DeepMind’s cognitive framework does not magically settle the AGI definition debate, and the authors are fairly explicit that general intelligence is continuous and multidimensional rather than a single on/off threshold. But it does give labs, regulators, and the broader research community a shared vocabulary: instead of arguing in the abstract about whether “AGI is near,” they can start talking about concrete trajectories – how quickly are systems closing the gap on metacognition, how far below human they remain on social cognition, and which abilities plateau even as models scale.
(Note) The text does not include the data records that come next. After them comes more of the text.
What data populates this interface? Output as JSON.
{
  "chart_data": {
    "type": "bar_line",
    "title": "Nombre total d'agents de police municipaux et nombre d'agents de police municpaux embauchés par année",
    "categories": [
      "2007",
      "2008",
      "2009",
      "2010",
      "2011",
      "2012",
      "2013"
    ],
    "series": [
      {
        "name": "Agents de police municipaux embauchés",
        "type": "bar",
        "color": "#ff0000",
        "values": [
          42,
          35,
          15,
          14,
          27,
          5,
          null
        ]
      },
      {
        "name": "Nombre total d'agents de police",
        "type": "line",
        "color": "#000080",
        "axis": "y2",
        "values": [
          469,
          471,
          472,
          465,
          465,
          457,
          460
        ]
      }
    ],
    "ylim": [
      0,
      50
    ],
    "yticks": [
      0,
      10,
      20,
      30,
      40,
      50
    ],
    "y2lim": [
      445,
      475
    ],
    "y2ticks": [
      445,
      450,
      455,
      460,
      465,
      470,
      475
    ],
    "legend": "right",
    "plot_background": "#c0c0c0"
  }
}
For everyday users and policymakers, the implications are straightforward but important. If general‑purpose AI continues to drive real‑world decisions in science, healthcare, finance, and public services, then knowing what kind of intelligence these systems actually have – and what kinds they clearly do not – becomes a safety and governance requirement, not an academic curiosity. DeepMind’s move essentially says: if the industry is going to talk seriously about AGI, it needs equally serious, cognitively grounded ways to measure progress and expose blind spots, and it is willing to open that measurement problem up to the wider community rather than solving it behind closed doors.